We Were Promised Jetpacks - In The Pit Of The Stomach

Expansive and brimming with ideas yet raw and immediate, the second album from We Were Promised Jetpacks is something quite special indeed. Managing to balance the frenetic rock of lead single 'Medicine' with the more meditative soundscapes of 'Sore Thumb', In The Pit Of The Stomach consistently excites with not one note put wrong resulting in one of the year's finest albums.

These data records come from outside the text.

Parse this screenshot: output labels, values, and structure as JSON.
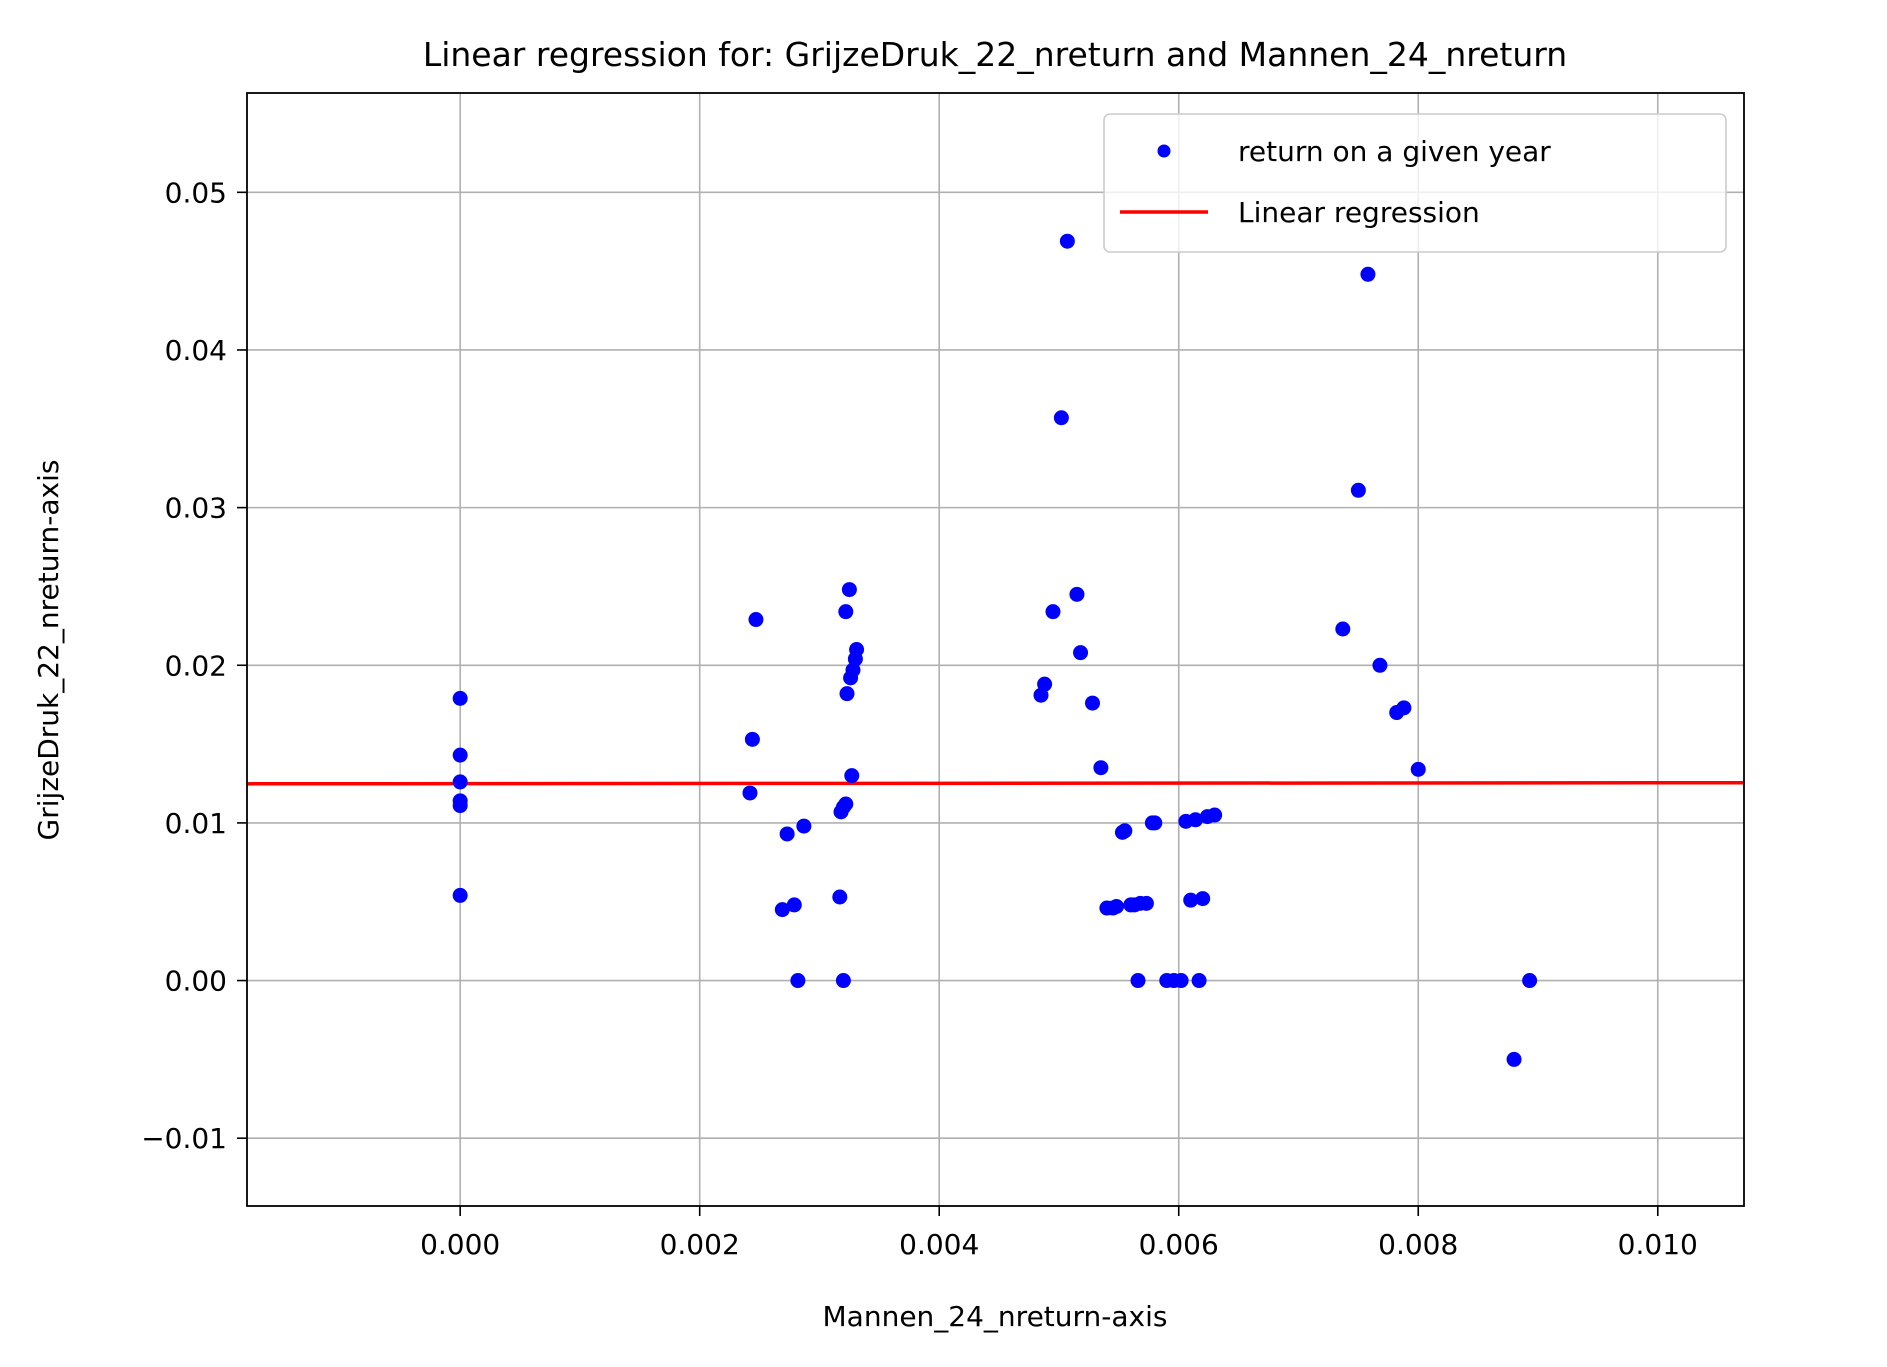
{
  "chart_data": {
    "type": "scatter",
    "title": "Linear regression for: GrijzeDruk_22_nreturn and Mannen_24_nreturn",
    "xlabel": "Mannen_24_nreturn-axis",
    "ylabel": "GrijzeDruk_22_nreturn-axis",
    "xlim": [
      -0.00178,
      0.01072
    ],
    "ylim": [
      -0.0143,
      0.0563
    ],
    "xticks": [
      0.0,
      0.002,
      0.004,
      0.006,
      0.008,
      0.01
    ],
    "xtick_labels": [
      "0.000",
      "0.002",
      "0.004",
      "0.006",
      "0.008",
      "0.010"
    ],
    "yticks": [
      -0.01,
      0.0,
      0.01,
      0.02,
      0.03,
      0.04,
      0.05
    ],
    "ytick_labels": [
      "−0.01",
      "0.00",
      "0.01",
      "0.02",
      "0.03",
      "0.04",
      "0.05"
    ],
    "grid": true,
    "legend_position": "top-right",
    "colors": {
      "points": "#0000ff",
      "regression": "#ff0000"
    },
    "series": [
      {
        "name": "return on a given year",
        "kind": "scatter",
        "points": [
          [
            0.0,
            0.0179
          ],
          [
            0.0,
            0.0143
          ],
          [
            0.0,
            0.0126
          ],
          [
            0.0,
            0.0114
          ],
          [
            0.0,
            0.0111
          ],
          [
            0.0,
            0.0054
          ],
          [
            0.00242,
            0.0119
          ],
          [
            0.00244,
            0.0153
          ],
          [
            0.00247,
            0.0229
          ],
          [
            0.00269,
            0.0045
          ],
          [
            0.00273,
            0.0093
          ],
          [
            0.00279,
            0.0048
          ],
          [
            0.00282,
            0.0
          ],
          [
            0.00287,
            0.0098
          ],
          [
            0.00317,
            0.0053
          ],
          [
            0.00318,
            0.0107
          ],
          [
            0.0032,
            0.011
          ],
          [
            0.0032,
            0.0
          ],
          [
            0.00322,
            0.0112
          ],
          [
            0.00322,
            0.0234
          ],
          [
            0.00323,
            0.0182
          ],
          [
            0.00325,
            0.0248
          ],
          [
            0.00326,
            0.0192
          ],
          [
            0.00327,
            0.013
          ],
          [
            0.00328,
            0.0197
          ],
          [
            0.0033,
            0.0204
          ],
          [
            0.00331,
            0.021
          ],
          [
            0.00485,
            0.0181
          ],
          [
            0.00488,
            0.0188
          ],
          [
            0.00495,
            0.0234
          ],
          [
            0.00502,
            0.0357
          ],
          [
            0.00507,
            0.0469
          ],
          [
            0.00515,
            0.0245
          ],
          [
            0.00518,
            0.0208
          ],
          [
            0.00528,
            0.0176
          ],
          [
            0.00535,
            0.0135
          ],
          [
            0.0054,
            0.0046
          ],
          [
            0.00545,
            0.0046
          ],
          [
            0.00548,
            0.0047
          ],
          [
            0.00553,
            0.0094
          ],
          [
            0.00555,
            0.0095
          ],
          [
            0.0056,
            0.0048
          ],
          [
            0.00563,
            0.0048
          ],
          [
            0.00566,
            0.0
          ],
          [
            0.00568,
            0.0049
          ],
          [
            0.00573,
            0.0049
          ],
          [
            0.00578,
            0.01
          ],
          [
            0.0058,
            0.01
          ],
          [
            0.0059,
            0.0
          ],
          [
            0.00596,
            0.0
          ],
          [
            0.00602,
            0.0
          ],
          [
            0.00606,
            0.0101
          ],
          [
            0.0061,
            0.0051
          ],
          [
            0.00614,
            0.0102
          ],
          [
            0.00617,
            0.0
          ],
          [
            0.0062,
            0.0052
          ],
          [
            0.00624,
            0.0104
          ],
          [
            0.0063,
            0.0105
          ],
          [
            0.00737,
            0.0223
          ],
          [
            0.0075,
            0.0311
          ],
          [
            0.00758,
            0.0448
          ],
          [
            0.00768,
            0.02
          ],
          [
            0.00782,
            0.017
          ],
          [
            0.00788,
            0.0173
          ],
          [
            0.008,
            0.0134
          ],
          [
            0.0088,
            -0.005
          ],
          [
            0.00893,
            0.0
          ]
        ]
      },
      {
        "name": "Linear regression",
        "kind": "line",
        "x": [
          -0.00178,
          0.01072
        ],
        "y": [
          0.01248,
          0.01255
        ]
      }
    ]
  }
}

Kicking off with a breathless trio, including the superb ‘Medicine’ which we’ve already waxed lyrical about here, that showcase both the foursome’s knack for a riff as well as their assured musicianship, it’s the final track of the three that starts to give you an idea of how ambitious their sophomore effort will be. ‘Through The Dirt And The Gravel’ starts off with a heavy bass line then layers on guitars and drums, proceeding to fluctuate through tempos as the focus shifts from instrument to instrument to craft something that sounds practically alive, developing right in front of our ears. It’s quite magnificent and it leads neatly into what could be considered act two.

Comprised of subtler moments that favour gorgeous extended intros, each track provides its own selling point, be it the foreboding, dark guitars of ‘Hard To Remember’ or the delicious guitar crescendo towards the end of ‘Picture Of Health’. It’s ‘Sore Thumb’ that beguiles the most though. Largely instrumental, even bringing the vocals in a layer under the instruments when they do come along to give them an otherworldly quality, it’s five minutes of sublime music as the guitars caress the eardrums before exploding into a epic swirl in the final bridge.

As the album starts to bring the curtain down, it returns to the snappier, guitar-led efforts of the opening trio but never once settles for your standard indie rock. ‘Boy In The Backseat’ sees lead singer Adam Thompson’s delivery become more visceral and harsh, with a focus on snatched lines of lyrics, while ‘Human Error’ (the shortest and arguably most conventional track) is three minutes of punchy rock with a superb, rolling drumbeat. Rounding it all off is the softer ‘Pear Tree’ that isn’t afraid to strip things down completely two minutes in with Thompson’s vocals seemingly delivered from a different studio over a gentle guitar plucking, slowly building back up component by component to give the album the soaring, pulsating finale it completely deserves.

It may sound like gushing, but it takes something special to stand out so vividly from the crowd and In The Pit Of The Stomach is precisely that. Bold, accomplished and brilliant, it sees We Were Promised Jetpacks deliver on the promise of their debut and follow-up EP and then some. If you like music at its most thrilling, you need this album.